Возможно, Монтрё для Набокова было не выцветшей фотографией его детства, как он утверждал, а миром забытых переводов — в частности, переводов Байрона Жуковским. Каждый, кто разочаровался в любви и дружеском общении, выстраивает вокруг себя стену: это может быть замок аристократа, башня из слоновой кости, тюрьма или, в конце концов, комфортабельный отель. Набоков заточил себя в тюрьму собственных концепций красоты. В своем модернизме он никогда не шел дальше представления о жизни как о сновидении или романе, где все мы — не более чем персонажи. Но этот хорошо знакомый магический мир иллюзий живет по очень строгим консервативным правилам и законам. Речь каждого тут идеально сбалансирована, каждая фраза изящно отточена, заострена и до совершенства отполирована. Обрывки вульгаризмов и уличного жаргона, массовой культуры и низких фольклорных жанров могли попасть в его романы лишь элегантно запакованными в смирительную рубашку высоколобой иронии и издевательской насмешки. Его проза не предназначалась для чтения вслух — он никогда не пытался воспроизвести в повествовании интонационные ходы разговорной речи. Подобные стилистические приемы вызывали у него такой же ужас, как вид человека, при чтении книги шевелящего губами. Поэтому он не принимал стилистическую пестроту поэзии Бродского, лихорадочные излияния героев Достоевского, стенографические хроники Солженицына; не уверен, что ему был по душе и «сказ» Лескова. Он пребывал в Шильоне собственной эстетики. «Без цепи ль я, в цепи ль я был, / Я безнадежность полюбил; / И подземелье стало вдруг / Мне милой кровлей».

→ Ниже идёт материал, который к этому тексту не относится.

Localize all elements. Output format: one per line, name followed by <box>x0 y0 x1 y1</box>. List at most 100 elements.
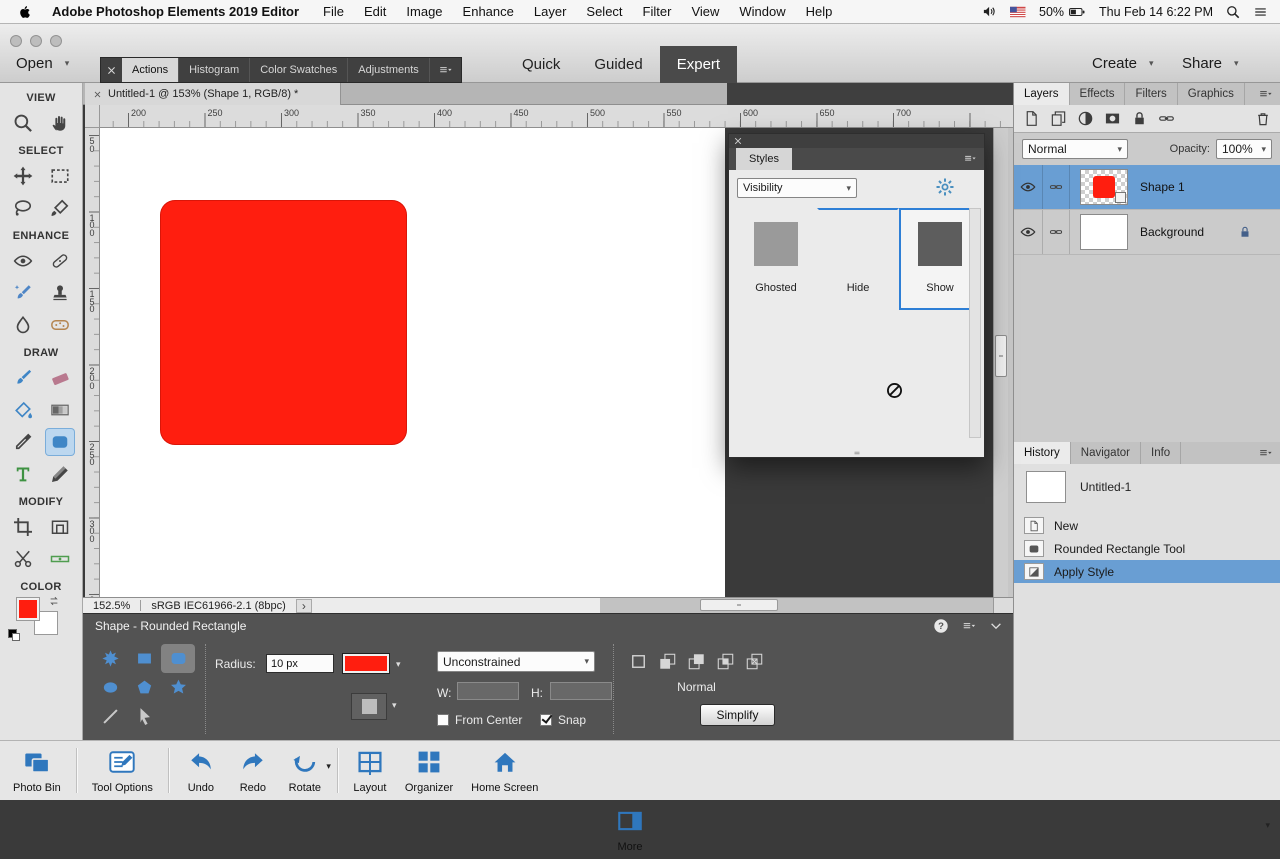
taskbar-photo-bin[interactable]: Photo Bin <box>4 741 70 800</box>
exclude-shape-button[interactable] <box>741 650 768 673</box>
combine-caret-icon[interactable]: ▾ <box>392 700 397 711</box>
red-rounded-rectangle-shape[interactable] <box>160 200 407 445</box>
history-tab-info[interactable]: Info <box>1141 442 1181 464</box>
horizontal-scrollbar-thumb[interactable] <box>700 599 778 611</box>
link-icon[interactable] <box>1158 110 1175 127</box>
clone-stamp-tool[interactable] <box>46 280 74 306</box>
layer-thumbnail[interactable] <box>1080 169 1128 205</box>
history-item-new[interactable]: New <box>1014 514 1280 537</box>
menu-enhance[interactable]: Enhance <box>453 4 524 19</box>
history-item-apply-style[interactable]: Apply Style <box>1014 560 1280 583</box>
hand-tool[interactable] <box>46 110 74 136</box>
quick-selection-tool[interactable] <box>46 195 74 221</box>
custom-shape-tool[interactable] <box>93 644 127 673</box>
paint-bucket-tool[interactable] <box>9 397 37 423</box>
create-new-shape-button[interactable] <box>625 650 652 673</box>
layers-tab-layers[interactable]: Layers <box>1014 83 1070 105</box>
checkbox[interactable] <box>437 714 449 726</box>
radius-input[interactable] <box>266 654 334 673</box>
adjustment-layer-icon[interactable] <box>1077 110 1094 127</box>
zoom-level[interactable]: 152.5% <box>83 600 140 612</box>
styles-scrollbar[interactable] <box>969 208 981 438</box>
layer-lock-icon[interactable] <box>1238 225 1252 239</box>
pencil-tool[interactable] <box>46 461 74 487</box>
panel-menu-icon[interactable] <box>1257 88 1274 101</box>
type-tool[interactable] <box>9 461 37 487</box>
layer-thumbnail[interactable] <box>1080 214 1128 250</box>
menu-help[interactable]: Help <box>796 4 843 19</box>
menu-file[interactable]: File <box>313 4 354 19</box>
status-expand-button[interactable]: › <box>296 599 312 613</box>
link-layer-icon[interactable] <box>1049 180 1063 194</box>
document-canvas[interactable] <box>100 128 725 597</box>
opacity-select[interactable]: 100%▾ <box>1216 139 1272 159</box>
close-icon[interactable] <box>733 136 743 146</box>
panel-tab-actions[interactable]: Actions <box>122 58 179 82</box>
shape-combine-button[interactable] <box>351 693 387 720</box>
link-layer-icon[interactable] <box>1049 225 1063 239</box>
layer-row-background[interactable]: Background <box>1014 210 1280 255</box>
swap-colors-icon[interactable] <box>48 595 60 607</box>
mode-tab-guided[interactable]: Guided <box>577 46 659 83</box>
new-layer-icon[interactable] <box>1023 110 1040 127</box>
content-aware-move-tool[interactable] <box>9 546 37 572</box>
menu-bar-clock[interactable]: Thu Feb 14 6:22 PM <box>1099 5 1213 19</box>
lasso-tool[interactable] <box>9 195 37 221</box>
marquee-tool[interactable] <box>46 163 74 189</box>
red-eye-removal-tool[interactable] <box>9 248 37 274</box>
battery-status[interactable]: 50% <box>1039 4 1086 20</box>
spot-healing-brush-tool[interactable] <box>46 248 74 274</box>
subtract-from-shape-button[interactable] <box>683 650 710 673</box>
constraint-select[interactable]: Unconstrained▾ <box>437 651 595 672</box>
default-colors-icon[interactable] <box>8 629 17 638</box>
recompose-tool[interactable] <box>46 514 74 540</box>
smart-brush-tool[interactable] <box>9 280 37 306</box>
taskbar-tool-options[interactable]: Tool Options <box>83 741 162 800</box>
collapse-panel-icon[interactable] <box>989 619 1003 633</box>
visibility-eye-icon[interactable] <box>1020 224 1036 240</box>
mode-tab-quick[interactable]: Quick <box>505 46 577 83</box>
tab-styles[interactable]: Styles <box>736 148 792 170</box>
simplify-button[interactable]: Simplify <box>700 704 775 726</box>
intersect-shape-button[interactable] <box>712 650 739 673</box>
delete-layer-icon[interactable] <box>1255 111 1271 127</box>
from-center-checkbox[interactable]: From Center <box>437 713 522 727</box>
style-ghosted[interactable]: Ghosted <box>735 208 817 310</box>
width-input[interactable] <box>457 682 519 700</box>
create-button[interactable]: Create▾ <box>1092 45 1154 82</box>
panel-tab-adjustments[interactable]: Adjustments <box>348 58 430 82</box>
resize-grip-icon[interactable] <box>850 448 864 458</box>
brush-tool[interactable] <box>9 365 37 391</box>
open-button[interactable]: Open▾ <box>16 45 69 82</box>
taskbar-organizer[interactable]: Organizer <box>396 741 462 800</box>
menu-filter[interactable]: Filter <box>633 4 682 19</box>
styles-panel-titlebar[interactable] <box>729 134 984 148</box>
history-tab-history[interactable]: History <box>1014 442 1071 464</box>
shape-selection-tool[interactable] <box>127 702 161 731</box>
line-tool[interactable] <box>93 702 127 731</box>
taskbar-rotate[interactable]: ▾Rotate <box>279 741 331 800</box>
new-group-icon[interactable] <box>1050 110 1067 127</box>
blend-mode-select[interactable]: Normal▾ <box>1022 139 1128 159</box>
sponge-tool[interactable] <box>46 312 74 338</box>
taskbar-undo[interactable]: Undo <box>175 741 227 800</box>
close-icon[interactable] <box>106 65 117 76</box>
zoom-tool[interactable] <box>9 110 37 136</box>
crop-tool[interactable] <box>9 514 37 540</box>
horizontal-scrollbar[interactable] <box>600 598 993 613</box>
panel-menu-icon[interactable] <box>960 620 978 633</box>
document-tab[interactable]: Untitled-1 @ 153% (Shape 1, RGB/8) * <box>85 83 341 105</box>
foreground-color-swatch[interactable] <box>16 597 40 621</box>
spotlight-search-icon[interactable] <box>1226 5 1240 19</box>
layers-tab-graphics[interactable]: Graphics <box>1178 83 1245 105</box>
star-tool[interactable] <box>161 673 195 702</box>
notification-center-icon[interactable] <box>1253 5 1268 19</box>
height-input[interactable] <box>550 682 612 700</box>
apple-menu-icon[interactable] <box>18 4 32 20</box>
polygon-tool[interactable] <box>127 673 161 702</box>
panel-menu-icon[interactable] <box>962 153 978 165</box>
rectangle-tool[interactable] <box>127 644 161 673</box>
eyedropper-tool[interactable] <box>9 429 37 455</box>
layer-name[interactable]: Background <box>1140 225 1204 239</box>
rounded-rectangle-tool[interactable] <box>161 644 195 673</box>
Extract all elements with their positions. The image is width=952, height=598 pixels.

Но Набоков-романист умудряется обратить магическим образом эту тюремную эстетику в литературный прием. Как бы ни контролировал Набоков своих персонажей, какие бы уловки и хитроумные приемы ни применял автор, удерживая своих героев в рамках приличий, они в определенный момент повествования обретают собственную свободу, не без трагических для самих себя последствий. В такие моменты эмоциональной трансформации теряет контроль над происходящим не только автор, но и сам герой: его изначальная похотливость, сексуальная извращенность, низкое вожделение перерождаются в трагедию любви. В этом-то и заключается подлинный сюжет «Лолиты». Набоков по-настоящему хорош именно тогда, когда ему удается, сохраняя бесстрастное выражение лица, довести историю, полную слез и раскаяния, до апофеоза, без иронических подмигиваний и гримас. В этот миг он перестает бояться своего читателя, а его читатель больше не боится своего любимого автора.